Vor allem kann man den Demonstrationen keinen Putsch Charakter unterstellen. Wer das behauptet müsste auch die Friedliche Revolution oder jedweden Regierungswechsel, der durch Demonstrationen bewirkt wird, für einen Putsch halten.

„Die Krim gehörte bis 1954 zur Russland.“ Es ist richtig, dass die Krim bis 1954 zur russischen Sowjetrepublik gehörte und dann an die ukrainische SR gegeben wurde. Das heißt aber rein gar nichts, denn diese Übertragung war in keiner Weise illegal.
Außerdem beweist eine frühere Zugehörigkeit rein gar nichts. Deutschland hatte früher Elsass-Lothringen, die Ostgebiete und Eupen-Malmedy. Irland war früher Teil des Vereinigten Königreiches, Norwegen und Schweden hatten früher eine politische Einheit und ganz Afrika gehörte den europäischen Kolonialmächten. Würde irgendjemand meinen, dass Großbritannien ein Recht auf Sambia hat, nur weil es bis 1964 Teil des British Empire war?

„Es gab ein demokratisches Referendum.“ Die Volksabstimmung wurde unseren Gegnern extrem in den Vordergrund gerückt. Das ging sogar soweit, dass man der EU vorwarf nur gegen Russland zu sein, weil man auf der Krim noch, anders als in der EU, richtige Demokratie lebt.
Von einer freien demokratischen Wahl kann aber überhaupt nicht gesprochen werden, wenn zuerst eine militärische Intervention stattfindet und dann eine Wahl.
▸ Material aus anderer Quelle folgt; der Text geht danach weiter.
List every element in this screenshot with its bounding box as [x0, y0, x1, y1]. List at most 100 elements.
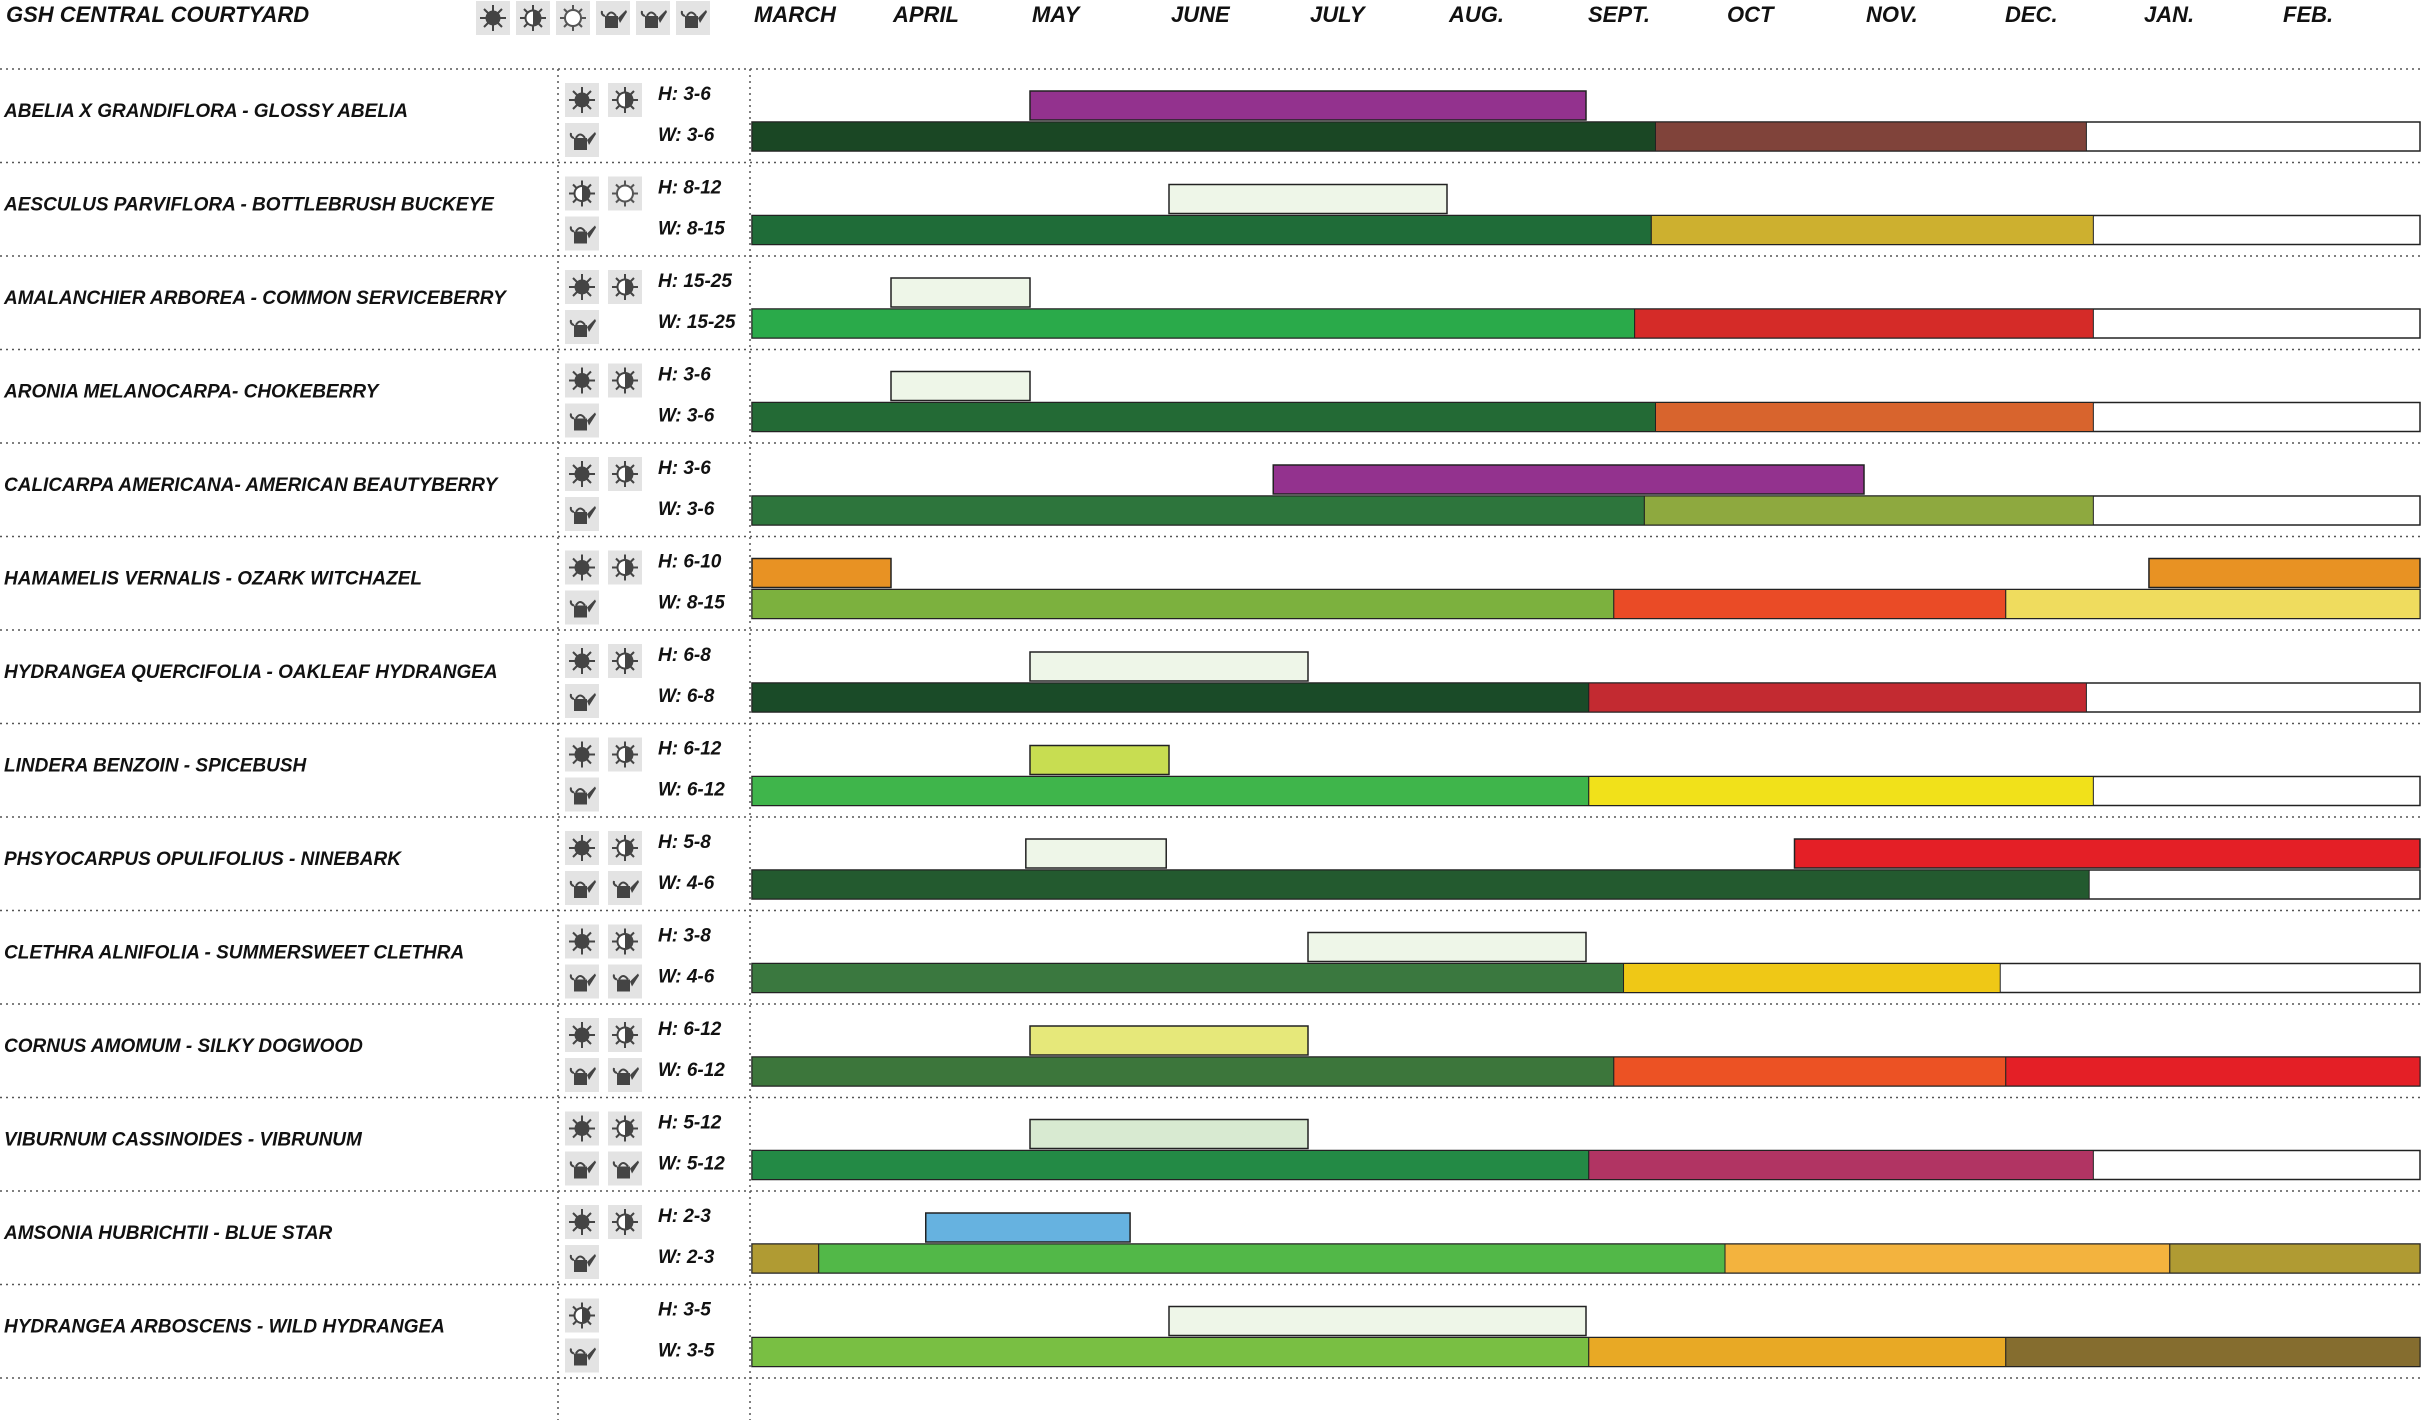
month-label: FEB.	[2283, 2, 2333, 27]
foliage-bar	[1643, 495, 2094, 526]
bloom-bar	[1025, 838, 1167, 869]
width-label: W: 4-6	[658, 873, 715, 894]
foliage-bar	[751, 1337, 1590, 1367]
sun-icon	[565, 1018, 599, 1052]
height-label: H: 15-25	[658, 271, 732, 292]
bloom-bar	[925, 1212, 1131, 1243]
plant-name: VIBURNUM CASSINOIDES - VIBRUNUM	[4, 1130, 363, 1151]
partial-sun-icon	[608, 270, 642, 304]
partial-sun-icon	[608, 1111, 642, 1146]
foliage-bar	[1650, 215, 2094, 245]
watering-can-icon	[608, 1151, 642, 1186]
height-label: H: 3-6	[658, 84, 711, 105]
plant-row: CORNUS AMOMUM - SILKY DOGWOOD H: 6-12 W: 6…	[4, 1018, 2421, 1092]
plant-row: AESCULUS PARVIFLORA - BOTTLEBRUSH BUCKEY…	[3, 176, 2421, 251]
sun-icon	[565, 737, 599, 772]
foliage-bar	[751, 121, 1656, 152]
partial-sun-icon	[608, 83, 642, 117]
plant-name: CLETHRA ALNIFOLIA - SUMMERSWEET CLETHRA	[4, 943, 464, 964]
plant-row: CALICARPA AMERICANA- AMERICAN BEAUTYBERR…	[4, 457, 2421, 531]
partial-sun-icon	[608, 1205, 642, 1239]
width-label: W: 4-6	[658, 967, 715, 988]
sun-icon	[565, 1111, 599, 1146]
watering-can-icon	[565, 497, 599, 531]
foliage-bar	[1655, 121, 2087, 152]
sun-icon	[565, 270, 599, 304]
bloom-bar	[1029, 1118, 1309, 1150]
watering-can-icon	[565, 964, 599, 999]
foliage-bar	[751, 682, 1590, 713]
sun-icon	[565, 363, 599, 398]
sun-icon	[565, 924, 599, 959]
month-label: JULY	[1310, 2, 1367, 27]
shade-icon	[556, 1, 590, 35]
plant-name: CORNUS AMOMUM - SILKY DOGWOOD	[4, 1036, 363, 1057]
month-label: APRIL	[892, 2, 959, 27]
watering-can-icon	[565, 777, 599, 812]
foliage-bar	[751, 963, 1625, 993]
watering-can-icon	[608, 871, 642, 905]
month-label: AUG.	[1448, 2, 1504, 27]
partial-sun-icon	[608, 644, 642, 678]
plant-name: AMSONIA HUBRICHTII - BLUE STAR	[3, 1223, 333, 1244]
width-label: W: 2-3	[658, 1247, 715, 1268]
height-label: H: 3-6	[658, 458, 711, 479]
plant-row: AMSONIA HUBRICHTII - BLUE STAR H: 2-3 W: 2…	[3, 1205, 2421, 1279]
foliage-bar	[1634, 308, 2094, 339]
foliage-bar	[1588, 1150, 2094, 1180]
watering-can-icon	[565, 871, 599, 905]
foliage-bar	[751, 776, 1590, 806]
foliage-bar	[751, 402, 1656, 432]
watering-can-icon	[565, 1245, 599, 1279]
plant-row: AMALANCHIER ARBOREA - COMMON SERVICEBERR…	[3, 270, 2421, 344]
foliage-bar	[1623, 963, 2001, 993]
month-label: MAY	[1032, 2, 1082, 27]
watering-can-icon	[565, 1151, 599, 1186]
partial-sun-icon	[516, 1, 550, 35]
width-label: W: 5-12	[658, 1154, 725, 1175]
height-label: H: 8-12	[658, 178, 722, 199]
watering-can-icon	[636, 1, 670, 35]
foliage-bar	[1613, 589, 2007, 619]
plant-name: HAMAMELIS VERNALIS - OZARK WITCHAZEL	[4, 569, 422, 590]
header-icons	[476, 1, 710, 35]
plant-row: ABELIA X GRANDIFLORA - GLOSSY ABELIA H: 3…	[3, 83, 2421, 157]
width-label: W: 6-12	[658, 780, 725, 801]
sun-icon	[565, 1205, 599, 1239]
plant-row: ARONIA MELANOCARPA- CHOKEBERRY H: 3-6 W: 3…	[3, 363, 2421, 438]
width-label: W: 3-6	[658, 406, 715, 427]
plant-row: LINDERA BENZOIN - SPICEBUSH H: 6-12 W: 6-1…	[4, 737, 2421, 812]
sun-icon	[565, 831, 599, 865]
plant-name: ARONIA MELANOCARPA- CHOKEBERRY	[3, 382, 381, 403]
watering-can-icon	[565, 216, 599, 251]
sun-icon	[565, 550, 599, 585]
height-label: H: 6-12	[658, 1019, 722, 1040]
width-label: W: 6-8	[658, 686, 715, 707]
foliage-bar	[1588, 776, 2094, 806]
foliage-bar	[2005, 589, 2421, 619]
partial-sun-icon	[565, 1298, 599, 1333]
height-label: H: 5-8	[658, 832, 711, 853]
partial-sun-icon	[608, 737, 642, 772]
partial-sun-icon	[608, 363, 642, 398]
month-label: MARCH	[754, 2, 837, 27]
bloom-bar	[890, 277, 1031, 308]
shade-icon	[608, 176, 642, 211]
bloom-bar	[1029, 90, 1587, 121]
plant-name: CALICARPA AMERICANA- AMERICAN BEAUTYBERR…	[4, 475, 500, 496]
plant-name: LINDERA BENZOIN - SPICEBUSH	[4, 756, 308, 777]
foliage-bar	[751, 589, 1615, 619]
sun-icon	[565, 83, 599, 117]
watering-can-icon	[565, 1058, 599, 1092]
partial-sun-icon	[608, 1018, 642, 1052]
height-label: H: 2-3	[658, 1206, 711, 1227]
foliage-bar	[751, 495, 1645, 526]
month-label: SEPT.	[1588, 2, 1650, 27]
bloom-bar	[1029, 1025, 1309, 1056]
height-label: H: 6-10	[658, 552, 722, 573]
width-label: W: 6-12	[658, 1060, 725, 1081]
width-label: W: 15-25	[658, 312, 736, 333]
height-label: H: 3-8	[658, 926, 711, 947]
height-label: H: 6-12	[658, 739, 722, 760]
Hätte man es richtig machen wollen, hätte man zuerst eine freie Wahl abhalten müssen. Mit Truppen im Land wählt sich schlecht.
Bei genauerer Betrachtung offenbart sich auch die mangelnde Demokratie der Abstimmung selbst. Auf dem Wahlzettel hatte man zu wählen zwischen 1). einer Vereinigung mit Russland und 2). der Status von 1992 mit der Krim als Teil der Ukraine.
Der Status quo – also mit der Verfassung von 1996 (die übrigens in den Artikeln 135f die Autonomie der Krim festschreibt) – stand nicht zur Auswahl. Bemerkenswert ist das vor allem, da Artikel 135 der 96′ Verfassung die Krim ausdrücklich als „untrennbare[n] Bestandteil der Ukraine1 definiert. Bei einer echten Volksabstimmung hätte man schlicht fragen müssen: „Soll die Krim ein Teil der Russischen Föderation werden? Ja oder nein.“ Außerdem muss man natürlich die Frage nach der Wahlbeteiligung stellen. Leider haben wir hier keine letztgültigen Belege. Nach der Aussage des Leiters der Wahlkommission betrug die Wahlbeteiligung bei circa 42%2 ; insbesondere die Krim-Tataren riefen zum Boykott der Wahl auf.
Generell ist es absurd zu glauben, dass Russland eine demokratische Wahl zuließe. Von der lupenreinen Diktatur Russland zu erwarten, dass sie, obwohl die eigenen Staatsbürger nicht in Freiheit leben, den Bewohnern der Krim eine freie und faire Wahlen garantieren würde, ist aberwitzig. Wer über 90% Zustimmung für realistisch hält, glaubt auch, dass die Wahlbeteiligung und Zustimmung für die nordkoreanische Partei der Arbeit bei 99% liegt.
Vergessen wird bei der ganzen Debatte leider oft, dass es 1991 eine Abstimmung über die Unabhängigkeit der Ukraine und über die Zugehörigkeit der Krim gab, wobei sich die Mehrheit der Bewohner der Krim für eine Einheit mit der Ukraine entschieden.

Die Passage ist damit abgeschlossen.